Tex Avery and the Golden Collections


At the Golden Age Cartoons forums, Houserunner ponders why Tex Avery has been so underrepresented so far on the Looney Tunes Golden Collection DVDs:

I read LTGC VOL.5 news. Yes, it looks like another great set, Robert Clampett is my second favorite cartoon director, so Clampett disc is a great news to me. But, I don't understand why five volumes of Looney Tunes not had one Tex Avery disc. Yes, I believe Tex Avery set will happen newt year or in the near future, I agree Tex made his best cartoons with MGM but he made so many innovative, influential classics with WB. But, after five volumes of LTGC, not one single Avery disc? I don't understand.

Janiepooh34 is blunt:

Why? Because the people that make the decisions are idiots.

Leviathan:

Avery also has the worst representation of all the directors on the Golden Collections (7 measly cartoons. Even Clampett and Tashlin have much much better showings). As a matter of fact, we've had two WHOLE Golden Collections with no Avery shorts whatsoever. Why? Is is because Avery's WB cartoons are considered inferior to his MGM cartoons?

J. J. Hunsecker has a theory:

It's probably because most people prefer the WB cartoons from the 40's and 50's (the classics most people remember from childhood). The cartoons from the 30's are largely unknown to most audiences, and are probably a little troubling for Warners since most of them are in black & White or are somewhat crude in their animation.

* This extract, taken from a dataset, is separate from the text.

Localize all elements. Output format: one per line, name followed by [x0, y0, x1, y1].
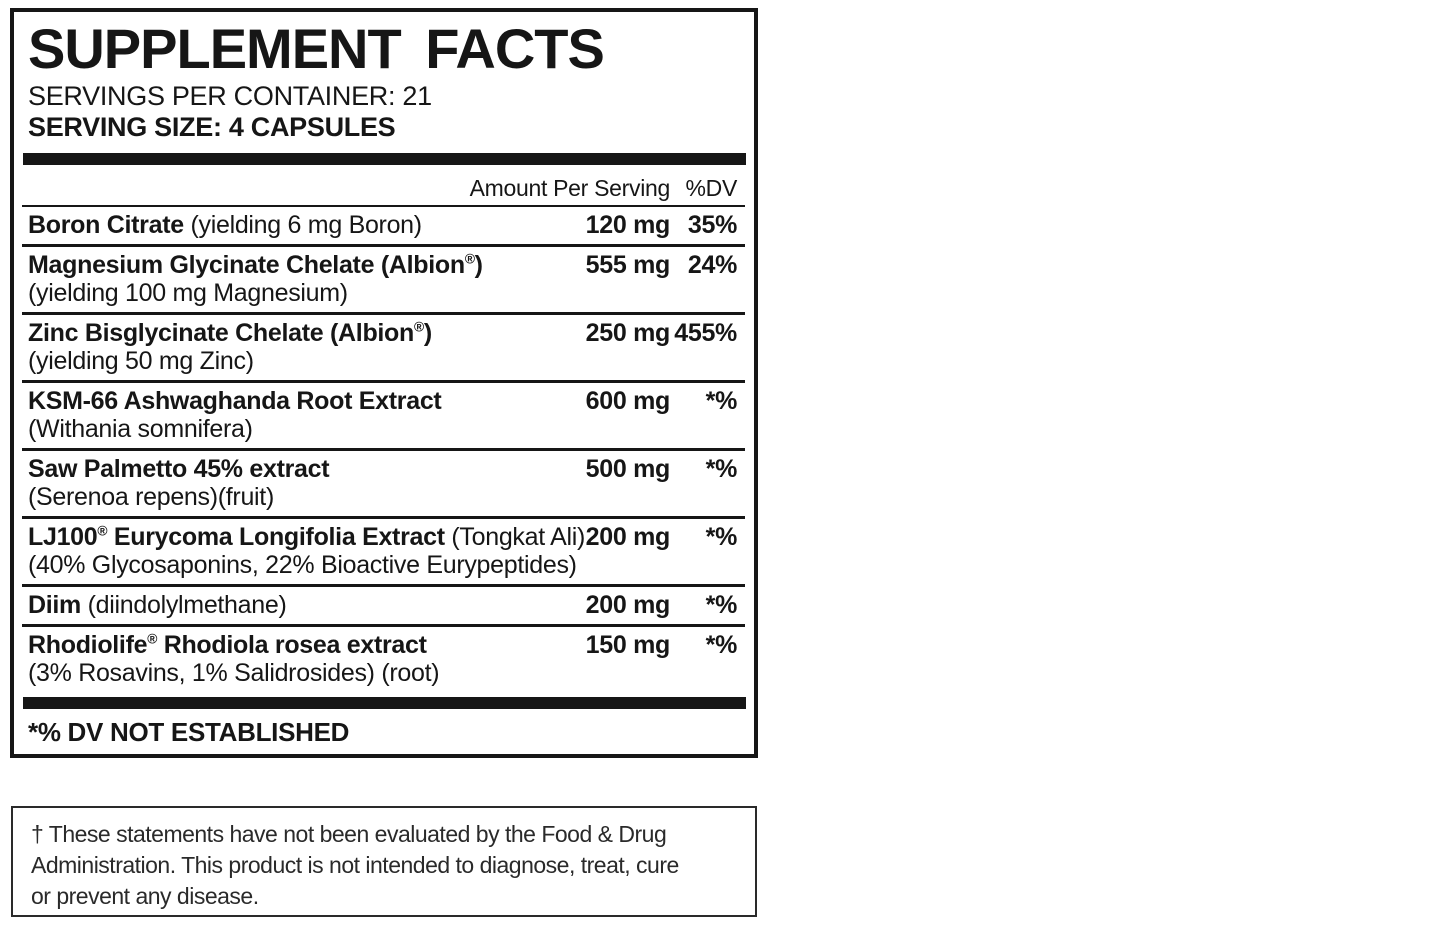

Most of Avery's Warner cartoons are from the 30's, so you can see why an entire disc hasn't been devoted to him.

Leviathan isn't so sure about that:

They had no problem giving Tashlin his own disc (full of '30's cartoons, animation quality comparable to the Van Beuren cartoons from earlier in the decade). And a Clampett disc is imminent (Most likely More 30's cartoons). Furthermore, Avery's color cartoons greatly outnumber his B/W cartoons (He made only 12 B/W cartoons, since he worked exclusively in the Merrie Melodies from 1937 through for all intents and purposes his Departure to MGM)

Jack has a different theory:

I think they're trying to space out some of the more marketable content in the discs (and regardless of whether Avery's WB work was crude or not, he is actually fairly well known to a lot of people, so his name on anything is a draw). I think it'll happen, we just need to wait for it.